Flugmaus Tanja hängt kopfüber an der Decke ihrer Höhle im Tannenforst Nummer 7.
Im Traum fliegt sie durch die Vollmondnacht, gleitet hoch oben über den Tannenspitzen bis hin zum Meer. Sie taucht ein in die schäumenden Wellen, will zu den silbernen Fischen schwimmen, doch, etwas hält sie fest, zerrt sie aus dem Wasser. Sie schreit, beißt, versucht sich, der Umklammerung zu entwinden. Mutter, es sind die Fänge ihrer feixenden Mutter: „Tanjuschka! Alles Liebe zum 113. Geburtstag, meine kleine Maus!"

Tanja fällt von der modrigen Höhlendecke direkt auf das verstaubte Eichhörnchenfell, erwacht, hustet. Keuchend wälzt sie sich hin und her, rammt sich eine Eichhörnchenkralle tief in die rechte Schulter. Jammernd rappelt sie sich auf. Sie denkt an Viktor. Vor langer Zeit schenkte er ihr dieses Fell. Damals waren sie blutjung und irrsinnig verliebt. Viktor ist längst tot und sie - 113!
Sie blickt an sich herab, sieht jedes einzelne Jahr: an ihrer runzeligen Haut, den hängenden Brüsten, dem Fettbauch und dem schlaffen Hintern. Täglich fühlt sie ihr Alter, am Keuchen während des Fluges, am unscharfem Radar und den schmerzhaft knackenden Knochen bei jeder Landung. Beim gestrigen Flugmausseniorenkreis schätzte Iwan sie auf 111..., dieser Schleimer.
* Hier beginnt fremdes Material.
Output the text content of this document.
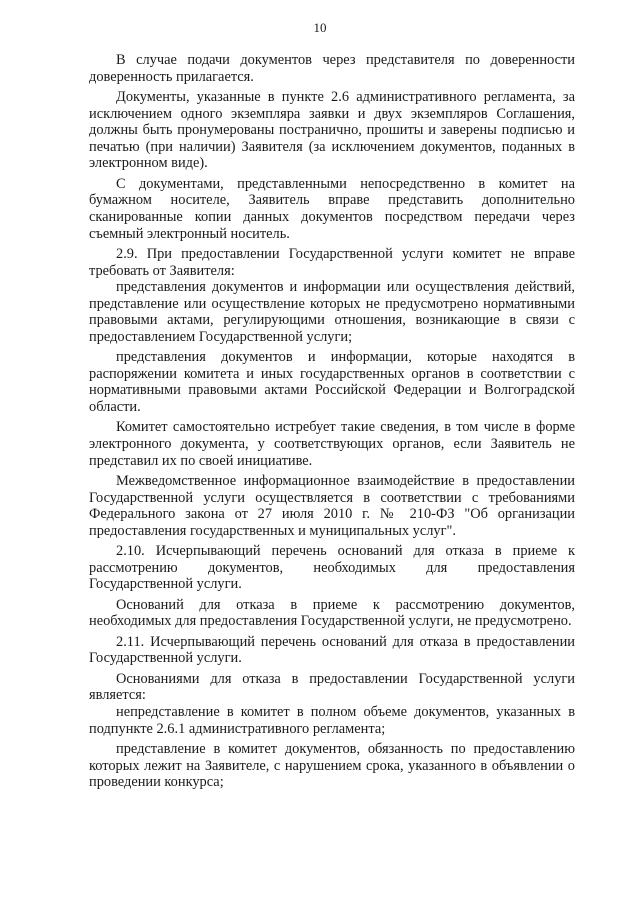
10

В случае подачи документов через представителя по доверенности доверенность прилагается.

Документы, указанные в пункте 2.6 административного регламента, за исключением одного экземпляра заявки и двух экземпляров Соглашения, должны быть пронумерованы постранично, прошиты и заверены подписью и печатью (при наличии) Заявителя (за исключением документов, поданных в электронном виде).

С документами, представленными непосредственно в комитет на бумажном носителе, Заявитель вправе представить дополнительно сканированные копии данных документов посредством передачи через съемный электронный носитель.

2.9. При предоставлении Государственной услуги комитет не вправе требовать от Заявителя:

представления документов и информации или осуществления действий, представление или осуществление которых не предусмотрено нормативными правовыми актами, регулирующими отношения, возникающие в связи с предоставлением Государственной услуги;

представления документов и информации, которые находятся в распоряжении комитета и иных государственных органов в соответствии с нормативными правовыми актами Российской Федерации и Волгоградской области.

Комитет самостоятельно истребует такие сведения, в том числе в форме электронного документа, у соответствующих органов, если Заявитель не представил их по своей инициативе.

Межведомственное информационное взаимодействие в предоставлении Государственной услуги осуществляется в соответствии с требованиями Федерального закона от 27 июля 2010 г. № 210-ФЗ "Об организации предоставления государственных и муниципальных услуг".

2.10. Исчерпывающий перечень оснований для отказа в приеме к рассмотрению документов, необходимых для предоставления Государственной услуги.

Оснований для отказа в приеме к рассмотрению документов, необходимых для предоставления Государственной услуги, не предусмотрено.

2.11. Исчерпывающий перечень оснований для отказа в предоставлении Государственной услуги.

Основаниями для отказа в предоставлении Государственной услуги является:

непредставление в комитет в полном объеме документов, указанных в подпункте 2.6.1 административного регламента;

представление в комитет документов, обязанность по предоставлению которых лежит на Заявителе, с нарушением срока, указанного в объявлении о проведении конкурса;
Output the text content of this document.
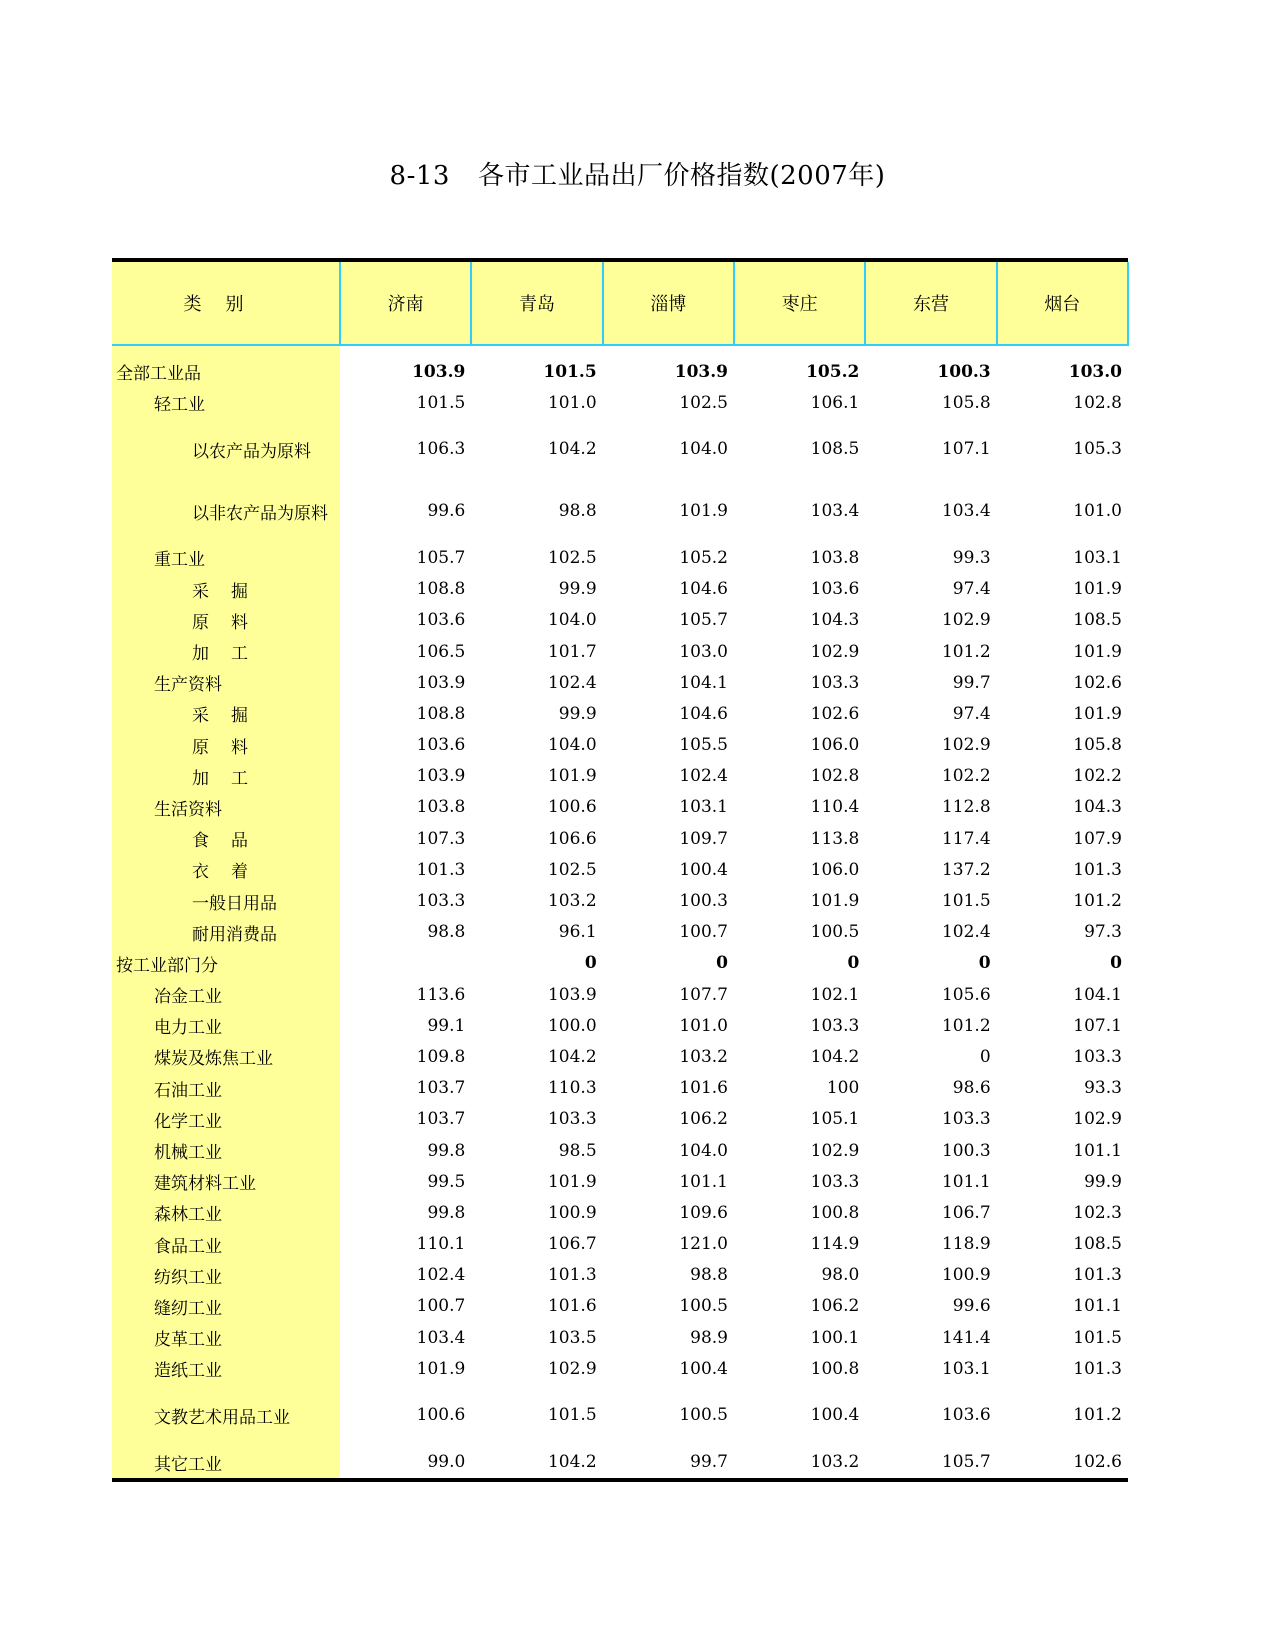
8-13 各市工业品出厂价格指数(2007年)
类别	济南	青岛	淄博	枣庄	东营	烟台
全部工业品	103.9	101.5	103.9	105.2	100.3	103.0
轻工业	101.5	101.0	102.5	106.1	105.8	102.8
以农产品为原料	106.3	104.2	104.0	108.5	107.1	105.3
以非农产品为原料	99.6	98.8	101.9	103.4	103.4	101.0
重工业	105.7	102.5	105.2	103.8	99.3	103.1
采掘	108.8	99.9	104.6	103.6	97.4	101.9
原料	103.6	104.0	105.7	104.3	102.9	108.5
加工	106.5	101.7	103.0	102.9	101.2	101.9
生产资料	103.9	102.4	104.1	103.3	99.7	102.6
采掘	108.8	99.9	104.6	102.6	97.4	101.9
原料	103.6	104.0	105.5	106.0	102.9	105.8
加工	103.9	101.9	102.4	102.8	102.2	102.2
生活资料	103.8	100.6	103.1	110.4	112.8	104.3
食品	107.3	106.6	109.7	113.8	117.4	107.9
衣着	101.3	102.5	100.4	106.0	137.2	101.3
一般日用品	103.3	103.2	100.3	101.9	101.5	101.2
耐用消费品	98.8	96.1	100.7	100.5	102.4	97.3
按工业部门分		0	0	0	0	0
冶金工业	113.6	103.9	107.7	102.1	105.6	104.1
电力工业	99.1	100.0	101.0	103.3	101.2	107.1
煤炭及炼焦工业	109.8	104.2	103.2	104.2	0	103.3
石油工业	103.7	110.3	101.6	100	98.6	93.3
化学工业	103.7	103.3	106.2	105.1	103.3	102.9
机械工业	99.8	98.5	104.0	102.9	100.3	101.1
建筑材料工业	99.5	101.9	101.1	103.3	101.1	99.9
森林工业	99.8	100.9	109.6	100.8	106.7	102.3
食品工业	110.1	106.7	121.0	114.9	118.9	108.5
纺织工业	102.4	101.3	98.8	98.0	100.9	101.3
缝纫工业	100.7	101.6	100.5	106.2	99.6	101.1
皮革工业	103.4	103.5	98.9	100.1	141.4	101.5
造纸工业	101.9	102.9	100.4	100.8	103.1	101.3
文教艺术用品工业	100.6	101.5	100.5	100.4	103.6	101.2
其它工业	99.0	104.2	99.7	103.2	105.7	102.6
Warm kleckert ihr Blut über den rechten Flügel. Nicht hinsehen! Panisch sucht sie das Fass mit dem vergorenen Rattenblut, sie muss die Wunde desinfizieren. Links hinten, zwischen Säften und Pökelfleisch, sollte das Fass zu finden sein. Ist es nicht.
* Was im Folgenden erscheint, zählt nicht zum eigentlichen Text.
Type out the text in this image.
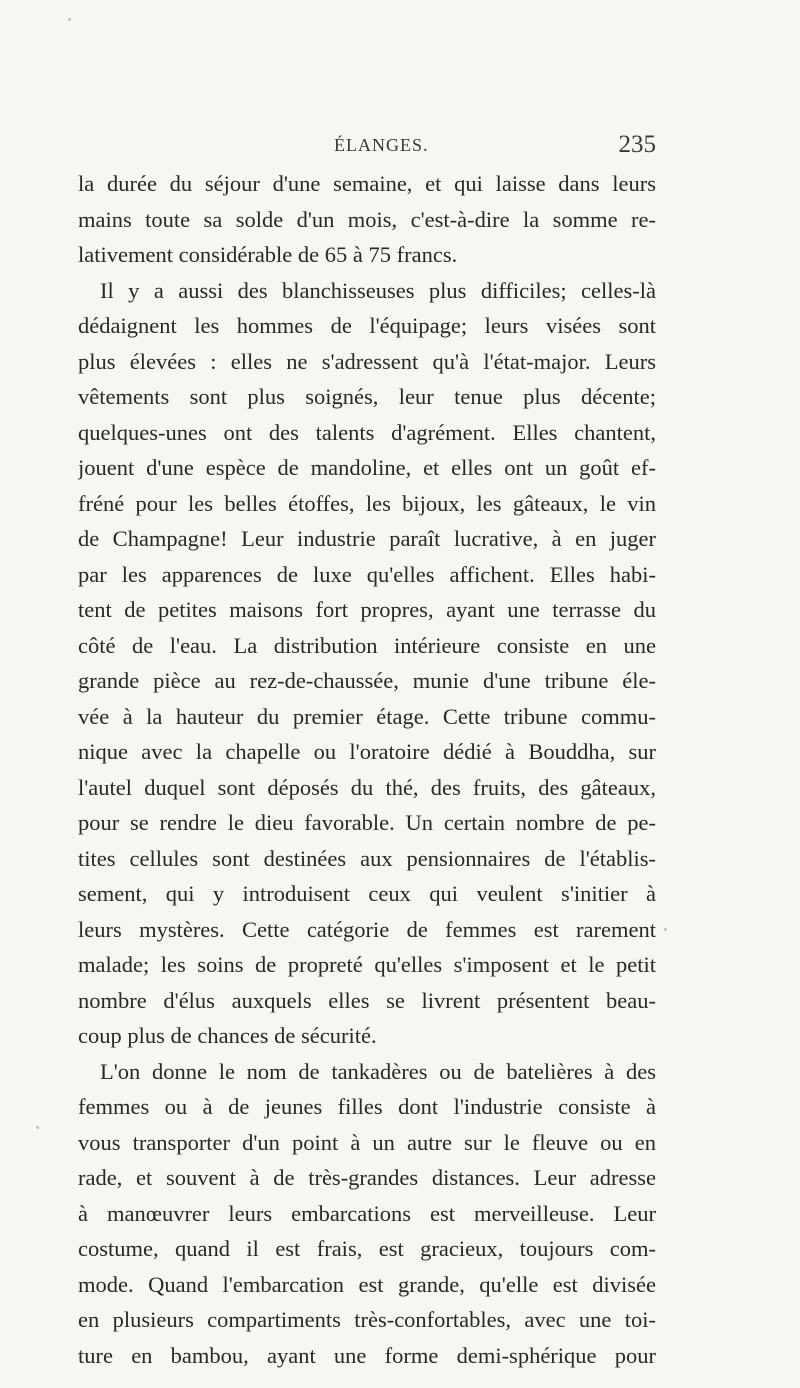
ÉLANGES.	235
la durée du séjour d'une semaine, et qui laisse dans leurs
mains toute sa solde d'un mois, c'est-à-dire la somme re-
lativement considérable de 65 à 75 francs.
Il y a aussi des blanchisseuses plus difficiles; celles-là
dédaignent les hommes de l'équipage; leurs visées sont
plus élevées : elles ne s'adressent qu'à l'état-major. Leurs
vêtements sont plus soignés, leur tenue plus décente;
quelques-unes ont des talents d'agrément. Elles chantent,
jouent d'une espèce de mandoline, et elles ont un goût ef-
fréné pour les belles étoffes, les bijoux, les gâteaux, le vin
de Champagne! Leur industrie paraît lucrative, à en juger
par les apparences de luxe qu'elles affichent. Elles habi-
tent de petites maisons fort propres, ayant une terrasse du
côté de l'eau. La distribution intérieure consiste en une
grande pièce au rez-de-chaussée, munie d'une tribune éle-
vée à la hauteur du premier étage. Cette tribune commu-
nique avec la chapelle ou l'oratoire dédié à Bouddha, sur
l'autel duquel sont déposés du thé, des fruits, des gâteaux,
pour se rendre le dieu favorable. Un certain nombre de pe-
tites cellules sont destinées aux pensionnaires de l'établis-
sement, qui y introduisent ceux qui veulent s'initier à
leurs mystères. Cette catégorie de femmes est rarement
malade; les soins de propreté qu'elles s'imposent et le petit
nombre d'élus auxquels elles se livrent présentent beau-
coup plus de chances de sécurité.
L'on donne le nom de tankadères ou de batelières à des
femmes ou à de jeunes filles dont l'industrie consiste à
vous transporter d'un point à un autre sur le fleuve ou en
rade, et souvent à de très-grandes distances. Leur adresse
à manœuvrer leurs embarcations est merveilleuse. Leur
costume, quand il est frais, est gracieux, toujours com-
mode. Quand l'embarcation est grande, qu'elle est divisée
en plusieurs compartiments très-confortables, avec une toi-
ture en bambou, ayant une forme demi-sphérique pour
"Ordnung ist das halbe Leben!“, ermahnt die Mutter sie im Geiste. Da verfängt sich Tanja mit ihren Hinterkrallen in dem Gewirr aus Herbstlaub und toten Würmern und fällt auf Mutters Grab. "‘tschuldigung, Mama!", murmelnd kriecht sie nach rechts: "Wo hab ich‘s nur? Zwischen den Häuten und Knochen kann‘s nicht sein.“ Doch genau hier findet sie das Fass. Sie desinfiziert die Stichwunde, es brennt höllisch, aber dieser süßliche Duft. Tanja lässt den dicken Saft über ihre Zunge in den Rachen rinnen. Wärme durchströmt sie, sie trinkt weiter. Die Schärfe des Rattenblutes treibt ihr die Tränen in die Augen, verbrennt ihre Kehle, ihren Leib. Sie fühlt sich federleicht, kickt das leere Fass bei Seite, schwebt an die Höhlendecke, verkrallt sich dort.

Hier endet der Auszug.